Supreme Court Imperils Right to Strike; Congress Must Preserve Worker Power
By Xavier Aparicio
In recent years, labor organizing has surged as workers nationwide organize across many industries and employers. In just one year (2021 to 2022), National Labor Relations Board (NLRB) union election certification petitions and unfair labor practice charges filings rose by 48 percent and 19.8 percent, respectively, signaling a new wave of union activity as workers come together to assert their rights.
During this pivotal moment, however, the Supreme Court has imperiled workers’ rights. On June 1, 2023, the Supreme Court released its opinion on Glacier Northwest v. International Brotherhood of Teamsters. The case deals with a labor dispute concerning truck drivers working for Glacier Northwest – a Washington-based concrete manufacturing and delivery company – who are organized with Teamsters Local 174. After contract negotiations failed, union members called a strike, alerted management, and returned their trucks to the company’s warehouse with the cement mixers on so that the concrete wouldn’t harden.
The company removed the cement from the trucks before the concrete hardened, but it sued the union, seeking damages for alleged loss of concrete and failure to deliver the concrete to its clients. In an 8-1 decision, the Court sided with the company, ruling that an employer can directly sue a union in state court for property damages resulting from a strike.
Through its decision, the Court dismisses longstanding precedent set in San Diego Unions v. Garmon in 1959. In that case, the Court ruled that when union activity is “arguably protected” by the National Labor Relations Act (NLRA), both state and federal courts “must defer to the exclusive competence of the [NLRB].” In its independent investigation, the NLRB itself concluded that the Teamsters’ strike had merit and subsequently filed a complaint against the company for undermining the workers’ statutory right to strike.
The Glacier decision signals this Court’s proclivities to rule in favor of corporate interests and against people earning low incomes. Permitting employers to sue unions for damages during a strike allows employers to pose insurmountable costs on unions and the workers they represent. Additionally, the threat of costly legal battles could easily deter a union from striking in the first place.

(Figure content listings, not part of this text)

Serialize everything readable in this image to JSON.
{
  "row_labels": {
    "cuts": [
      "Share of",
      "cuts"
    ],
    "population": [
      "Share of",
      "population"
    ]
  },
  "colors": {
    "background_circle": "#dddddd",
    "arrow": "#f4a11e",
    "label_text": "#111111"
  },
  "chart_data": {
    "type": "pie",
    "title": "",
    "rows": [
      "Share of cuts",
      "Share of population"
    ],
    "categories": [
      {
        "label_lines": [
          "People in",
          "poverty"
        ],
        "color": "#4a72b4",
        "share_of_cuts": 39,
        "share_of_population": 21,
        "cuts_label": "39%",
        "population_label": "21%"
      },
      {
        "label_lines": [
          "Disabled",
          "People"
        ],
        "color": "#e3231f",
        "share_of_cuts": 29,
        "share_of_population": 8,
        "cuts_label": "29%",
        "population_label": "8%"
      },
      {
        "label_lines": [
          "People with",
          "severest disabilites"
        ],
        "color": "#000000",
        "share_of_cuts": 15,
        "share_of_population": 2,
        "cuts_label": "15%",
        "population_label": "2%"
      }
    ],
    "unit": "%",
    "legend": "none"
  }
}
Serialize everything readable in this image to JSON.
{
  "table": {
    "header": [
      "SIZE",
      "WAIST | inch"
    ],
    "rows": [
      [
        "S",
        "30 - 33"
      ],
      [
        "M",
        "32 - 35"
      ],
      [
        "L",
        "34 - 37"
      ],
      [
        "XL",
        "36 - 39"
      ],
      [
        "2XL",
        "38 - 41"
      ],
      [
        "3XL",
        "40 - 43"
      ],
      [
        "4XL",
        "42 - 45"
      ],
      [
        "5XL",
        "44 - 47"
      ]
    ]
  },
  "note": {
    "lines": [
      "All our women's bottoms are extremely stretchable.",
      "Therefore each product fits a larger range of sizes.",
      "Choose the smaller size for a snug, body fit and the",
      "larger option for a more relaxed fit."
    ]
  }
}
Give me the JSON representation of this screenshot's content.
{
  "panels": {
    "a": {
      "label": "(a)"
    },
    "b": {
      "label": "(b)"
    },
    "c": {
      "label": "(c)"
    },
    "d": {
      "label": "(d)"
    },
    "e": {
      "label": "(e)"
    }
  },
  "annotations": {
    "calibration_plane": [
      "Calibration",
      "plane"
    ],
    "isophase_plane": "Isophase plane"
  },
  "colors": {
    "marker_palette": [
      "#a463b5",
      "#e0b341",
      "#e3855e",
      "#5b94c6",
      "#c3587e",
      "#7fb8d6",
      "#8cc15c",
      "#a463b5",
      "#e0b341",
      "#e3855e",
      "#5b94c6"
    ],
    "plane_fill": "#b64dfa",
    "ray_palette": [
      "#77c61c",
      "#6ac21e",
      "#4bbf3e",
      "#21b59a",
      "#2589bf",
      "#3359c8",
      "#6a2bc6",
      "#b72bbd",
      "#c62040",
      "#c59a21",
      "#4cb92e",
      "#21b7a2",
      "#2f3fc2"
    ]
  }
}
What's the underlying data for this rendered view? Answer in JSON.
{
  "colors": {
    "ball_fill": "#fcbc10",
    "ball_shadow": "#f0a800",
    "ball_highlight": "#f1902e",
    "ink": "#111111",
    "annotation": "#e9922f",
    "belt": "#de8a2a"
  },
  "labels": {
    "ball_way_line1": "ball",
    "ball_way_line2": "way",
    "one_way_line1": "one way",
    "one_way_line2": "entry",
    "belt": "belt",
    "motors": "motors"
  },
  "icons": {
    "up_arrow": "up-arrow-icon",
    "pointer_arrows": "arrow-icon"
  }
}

This decision also has dangerous implications for women, Black, and Latinx workers. By establishing a higher standard of wages, unions play a fundamental role in reducing racial and gender wage inequality. Indeed, union affiliation has proven to increase the wages of all workers, regardless of race or gender. According to CLASP analysis, wage premiums persist by a margin of 16.9 percent for Black union members, 18.6 percent for women union members, and 25.8 percent for Hispanic union members. If unions’ abilities to build leverage in collective bargaining negotiations are weakened, racial and gender economic inequality could worsen, rolling back decades of progress.
Although this ruling places the right to strike in danger, workers are still able to do so. However, this decision could lead to further rulings restricting worker strikes. Indeed, as revealed in their concurring opinion, if Justices Thomas, Gorsuch, and Alito got their way, legal precedent that enables the NLRB to ensure workers’ rights would be overturned. Their concurring opinion signals the high likelihood that a similar case will make its way back to the Supreme Court in coming years, which would yet again jeopardize workers’ rights.
The majority opinion makes it clear that the Court has missed that the entire point of striking is economic disruption. However, while nearly all the justices seem to dismiss workers’ rights, newly sworn-in Justice Ketanji Brown Jackson, the lone dissenter in Glacier, recognizes the importance of the right to strike. Justice Jackson maintained that the right to strike is “fundamental to American labor law” and that the majority decision “risks erosion of the right to strike.”
To empower workers during this historic moment for the U.S. labor movement, Congress should rectify the weaknesses posed by the Supreme Court by codifying strong workers’ rights protections. To this end, Congress should act to protect workers and their right to organize:
First, Congress should pass the Protecting the Right to Organize Act (PRO Act), which would:
- impose fines ranging from $50,000-$100,000 on employers that illegally fire employees for organizing,
- establish timelines for union elections and collective bargaining processes to hold employers accountable,
- ensure that workers are properly classified as employees in the eyes of the federal government, and
- prohibit a variety of union-busting tactics.
Second, Congress should update the NLRA to include domestic and agricultural workers. The historical exclusion and misclassification under the NLRA of farmworkers, domestic workers, gig workers, and other non-traditional workers is rooted in systemic racism and must be ended so every worker is protected.
Finally, Congress should allocate more funds to the NLRB, which is currently underfunded and understaffed. A well-funded NLRB is needed to enforce U.S. federal labor law and safeguard worker protections.
Workers are increasingly organizing to gain better working conditions; living wages; dignity and respect in the workplace; and a more powerful voice on the job. In the face of judicial overreach, Congress must act to safeguard worker protections and ensure workplace democracy.